The way it works is to list the five most disruptive, annoying, and stressful misbehaviors you witnessed last school year.

Visualize what they looked like and try to relive how they made you feel. Also consider how they interfered with learning.

It’s okay to get perturbed thinking about it. In fact, it can help embolden you with the determination needed to be effective at classroom management.

Just below the misbehaviors, write out your classroom rules.

Now, draw a line from each misbehavior to the rule it breaks. If you can’t do this, then you need to create another rule.

This exercise alone is helpful because it ensures that your rules cover the most egregious misbehaviors.
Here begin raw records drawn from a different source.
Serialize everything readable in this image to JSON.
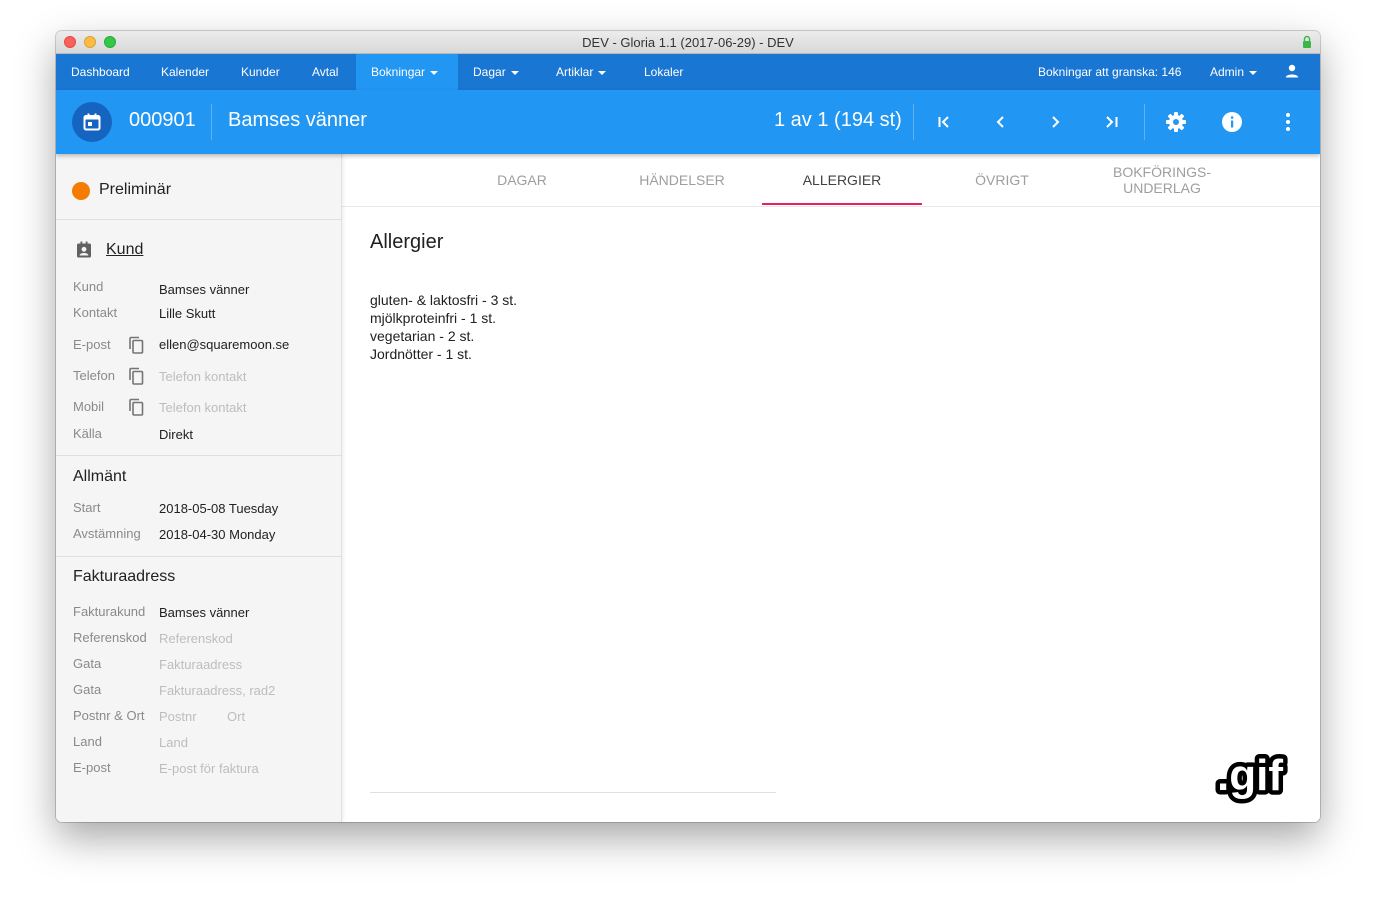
{
  "window": {
    "title": "DEV - Gloria 1.1 (2017-06-29) - DEV"
  },
  "nav": {
    "items": [
      {
        "label": "Dashboard"
      },
      {
        "label": "Kalender"
      },
      {
        "label": "Kunder"
      },
      {
        "label": "Avtal"
      },
      {
        "label": "Bokningar",
        "dropdown": true,
        "active": true
      },
      {
        "label": "Dagar",
        "dropdown": true
      },
      {
        "label": "Artiklar",
        "dropdown": true
      },
      {
        "label": "Lokaler"
      }
    ],
    "review": "Bokningar att granska: 146",
    "admin": "Admin"
  },
  "appbar": {
    "booking_number": "000901",
    "booking_name": "Bamses vänner",
    "counter": "1 av 1 (194 st)"
  },
  "sidebar": {
    "status": {
      "label": "Preliminär",
      "color": "#f57c00"
    },
    "customer_section": "Kund",
    "customer": [
      {
        "label": "Kund",
        "value": "Bamses vänner"
      },
      {
        "label": "Kontakt",
        "value": "Lille Skutt"
      },
      {
        "label": "E-post",
        "value": "ellen@squaremoon.se"
      },
      {
        "label": "Telefon",
        "value": "Telefon kontakt"
      },
      {
        "label": "Mobil",
        "value": "Telefon kontakt"
      },
      {
        "label": "Källa",
        "value": "Direkt"
      }
    ],
    "general_section": "Allmänt",
    "general": [
      {
        "label": "Start",
        "value": "2018-05-08 Tuesday"
      },
      {
        "label": "Avstämning",
        "value": "2018-04-30 Monday"
      }
    ],
    "invoice_section": "Fakturaadress",
    "invoice": [
      {
        "label": "Fakturakund",
        "value": "Bamses vänner"
      },
      {
        "label": "Referenskod",
        "value": "Referenskod"
      },
      {
        "label": "Gata",
        "value": "Fakturaadress"
      },
      {
        "label": "Gata",
        "value": "Fakturaadress, rad2"
      },
      {
        "label": "Postnr & Ort",
        "value": "Postnr",
        "value2": "Ort"
      },
      {
        "label": "Land",
        "value": "Land"
      },
      {
        "label": "E-post",
        "value": "E-post för faktura"
      }
    ]
  },
  "tabs": [
    {
      "label": "DAGAR"
    },
    {
      "label": "HÄNDELSER"
    },
    {
      "label": "ALLERGIER",
      "active": true
    },
    {
      "label": "ÖVRIGT"
    },
    {
      "label_line1": "BOKFÖRINGS-",
      "label_line2": "UNDERLAG"
    }
  ],
  "content": {
    "title": "Allergier",
    "items": [
      "gluten- & laktosfri - 3 st.",
      "mjölkproteinfri - 1 st.",
      "vegetarian - 2 st.",
      "Jordnötter - 1 st."
    ]
  },
  "badge": ".gif",
  "colors": {
    "nav_bg": "#1976d2",
    "appbar_bg": "#2196f3",
    "active_nav": "#2196f3",
    "tab_indicator": "#e91e63",
    "status_dot": "#f57c00"
  }
}
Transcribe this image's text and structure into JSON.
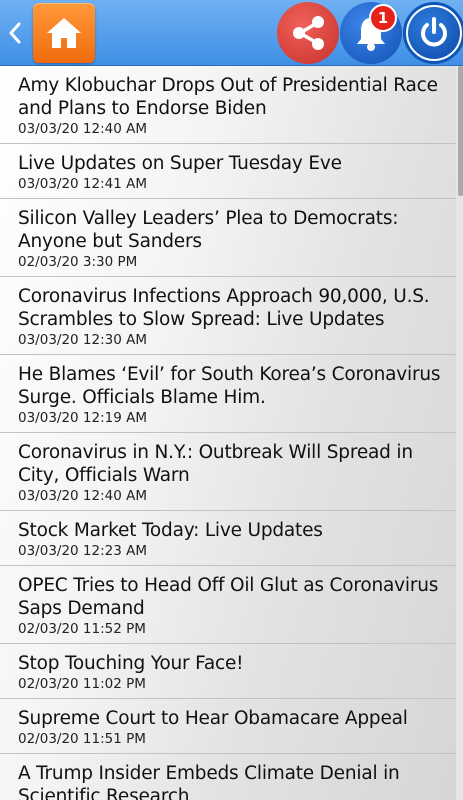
{
  "header": {
    "back_icon": "chevron-left-icon",
    "home_icon": "home-icon",
    "share_icon": "share-icon",
    "bell_icon": "bell-icon",
    "notification_count": "1",
    "power_icon": "power-icon",
    "colors": {
      "bar": "#4d9cec",
      "home_button": "#f47c18",
      "share_button": "#e0463f",
      "bell_button": "#1a5fc4",
      "power_button": "#0e56b8",
      "badge": "#e5231b"
    }
  },
  "articles": [
    {
      "title": "Amy Klobuchar Drops Out of Presidential Race and Plans to Endorse Biden",
      "time": "03/03/20 12:40 AM"
    },
    {
      "title": "Live Updates on Super Tuesday Eve",
      "time": "03/03/20 12:41 AM"
    },
    {
      "title": "Silicon Valley Leaders’ Plea to Democrats: Anyone but Sanders",
      "time": "02/03/20 3:30 PM"
    },
    {
      "title": "Coronavirus Infections Approach 90,000, U.S. Scrambles to Slow Spread: Live Updates",
      "time": "03/03/20 12:30 AM"
    },
    {
      "title": "He Blames ‘Evil’ for South Korea’s Coronavirus Surge. Officials Blame Him.",
      "time": "03/03/20 12:19 AM"
    },
    {
      "title": "Coronavirus in N.Y.: Outbreak Will Spread in City, Officials Warn",
      "time": "03/03/20 12:40 AM"
    },
    {
      "title": "Stock Market Today: Live Updates",
      "time": "03/03/20 12:23 AM"
    },
    {
      "title": "OPEC Tries to Head Off Oil Glut as Coronavirus Saps Demand",
      "time": "02/03/20 11:52 PM"
    },
    {
      "title": "Stop Touching Your Face!",
      "time": "02/03/20 11:02 PM"
    },
    {
      "title": "Supreme Court to Hear Obamacare Appeal",
      "time": "02/03/20 11:51 PM"
    },
    {
      "title": "A Trump Insider Embeds Climate Denial in Scientific Research",
      "time": ""
    }
  ]
}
But the real power is when you model these same behaviors and what rule they break for your new students the first week of school.

You see, whatever misbehavior you model—as in how not to behave—you’re less likely to get from your students.

The reason, especially if you inject some exaggeration and fun into your lesson, is because it points out the absurdity of interrupting learning.

It communicates in a way students understand why such misbehavior is wrong and how it tramples on the rights of others. In fact, if modeled explicitly and followed by your promise to hold your students accountable, they’re loathe to repeat it.

The prospect of breaking rules in the same way the teacher all but made fun of is too embarrassing to consider. It frames the reality of what calling out in class or rushing to become first in line looks like from an outside perspective.

It’s an aha moment.

And because it comes at the beginning of the year, before they can engage in such behavior, they won’t be offended. You’re not poking fun at anyone personally. However, many will see themselves in the behavior.

Again, whatever you model in detail tends not to happen.

Once you’ve gone through the exercise making sure you have a rule for every misbehavior, it’s also helpful to add all misbehavior you’ve experienced in the last five years to make sure you have at least one rule that covers each.

You may have more than one rule that applies to a single misbehavior. This is normal. In this case, if it were to happen, you can choose which rule to use.

You won’t have time to model every misbehavior of the previous five years, but if you can be sure to mimic at least your top five most annoying, they’ll serve as examples for the rest.

You see, modeling points out the absurdity of all misbehavior.

Done right, and backed by your consistent follow through, you’re sure to have better behavior than last year.